Сандерс с Викой не собирались ни есть, ни валяться на толком не прогретой земле. Сегодня, впрочем, как и в подавляющее большинство дней: теплых и холодных, дождливых или ясных, – художник предпочитал оставаться зрителем, а не участником. Пока они неторопливо прогуливались по тропинкам парка, он мысленно фиксировал все происходящее вокруг, будто снимал документальный фильм. На шее у Романа, и правда, висела фотокамера, но предназначена она была не для запечатления обывателей. В ее объективе должно было сиять только одно лицо с чуть раскосыми глазами и прямыми бровями, с губами цвета зрелой вишни и совсем немного желтоватой кожей.
– Это же серьезная процедура, – продолжала свою мысль Виктория. – Говорят, надо не один сеанс провести, чтобы окончательно избавиться.

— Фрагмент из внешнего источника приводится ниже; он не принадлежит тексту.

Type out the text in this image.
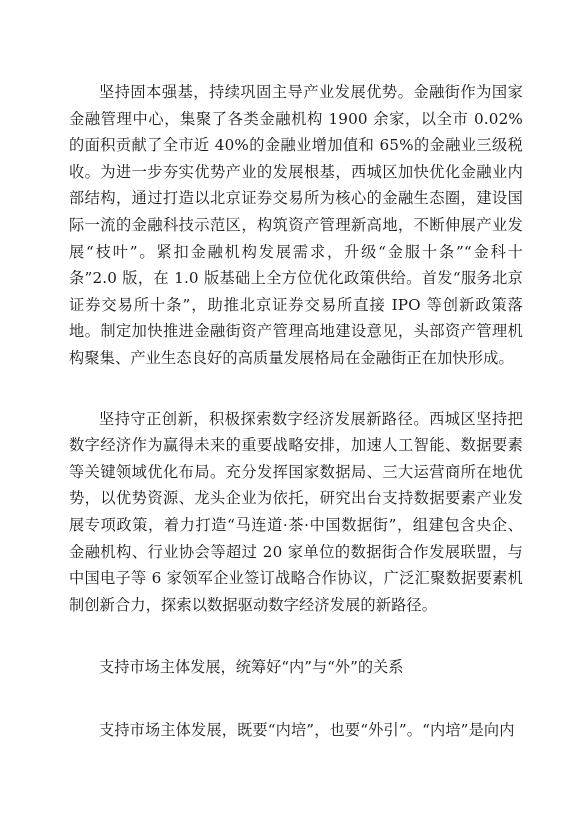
坚持固本强基，持续巩固主导产业发展优势。金融街作为国家金融管理中心，集聚了各类金融机构 1900 余家，以全市 0.02%的面积贡献了全市近 40%的金融业增加值和 65%的金融业三级税收。为进一步夯实优势产业的发展根基，西城区加快优化金融业内部结构，通过打造以北京证券交易所为核心的金融生态圈，建设国际一流的金融科技示范区，构筑资产管理新高地，不断伸展产业发展“枝叶”。紧扣金融机构发展需求，升级“金服十条”“金科十条”2.0 版，在 1.0 版基础上全方位优化政策供给。首发“服务北京证券交易所十条”，助推北京证券交易所直接 IPO 等创新政策落地。制定加快推进金融街资产管理高地建设意见，头部资产管理机构聚集、产业生态良好的高质量发展格局在金融街正在加快形成。

坚持守正创新，积极探索数字经济发展新路径。西城区坚持把数字经济作为赢得未来的重要战略安排，加速人工智能、数据要素等关键领域优化布局。充分发挥国家数据局、三大运营商所在地优势，以优势资源、龙头企业为依托，研究出台支持数据要素产业发展专项政策，着力打造“马连道·茶·中国数据街”，组建包含央企、金融机构、行业协会等超过 20 家单位的数据街合作发展联盟，与中国电子等 6 家领军企业签订战略合作协议，广泛汇聚数据要素机制创新合力，探索以数据驱动数字经济发展的新路径。

支持市场主体发展，统筹好“内”与“外”的关系

支持市场主体发展，既要“内培”，也要“外引”。“内培”是向内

– Ничего, не один, так не один, – все с той же железобетонной уверенностью ответил художник. – Я давно об этом подумывал, но то недосуг, то некогда. Да и жалко. Мне она тоже, честно говоря, нравилась.
– Тогда в чем дело? – не поняла его собеседница.
– Я ведь уже как-то говорил, что набил эту татуировку по глупости. Это был импульсивный и безответственный поступок. Хотя таковым он мне тогда не казался. Наоборот, я считал ее чем-то вроде… посвящения? Демонстрацией уважения по отношения к прадеду. На самом деле, думаю, мной владело иное желание. Мне было всего-навсего двадцать лет, и, видимо, тот дух юношеского бунтарства, экспериментаторства и пренебрежения собственным телом пока не покинул мою шальную голову. Я еще не начал видеть обратную сторону, и уже достаточно подзабыл, какого это – ловить видения. В то время меня и посетила блестящая идея набить на руке несколько знаков
– Слушай, вот сейчас я подумала: а не могло ли это как-то ускорить развитие твоей болезни?
– Болезни? – удивленно переспросил Сандерс. – Я не отношусь к «выпадениям» как к какому-то недугу. Одно время даже принимал их за что-то вроде некого благословения.
– Но это ведь ненормально? То есть, я хочу сказать: да, ты помог многим людям. Тот паренек, Даня, его не забили железным прутом. Старушка-соседка, которая чуть из окна не вышла, сейчас доживает свои дни в специальном приюте. Не уверена, что для нее это благополучный исход, но… Но, согласись, твои видения – нечто ненормальное. Боль дана нам, чтобы защитить от чего-то более страшного, чтобы предупредить, но ведь мы, однако, придумали кучу препаратов, чтобы от нее избавляться.
– То есть ты хочешь сказать, эта татуировка… дурацкое сравнение, но это все равно, как если бы на моей руке было выбито «У меня положительный ВИЧ-статус».
– Можно жить полноценной жизнью и с ВИЧ. Во всяком случае, так недавно по телевизору говорили, – замялась Вика. Она хотела поддержать шутку художника, но вышло как-то нелепо и криво. Чтобы сгладить свой промах, поспешно вернулась к первоначальной теме: – Значит, окончательно? Идешь в клинику и стираешь все знаки?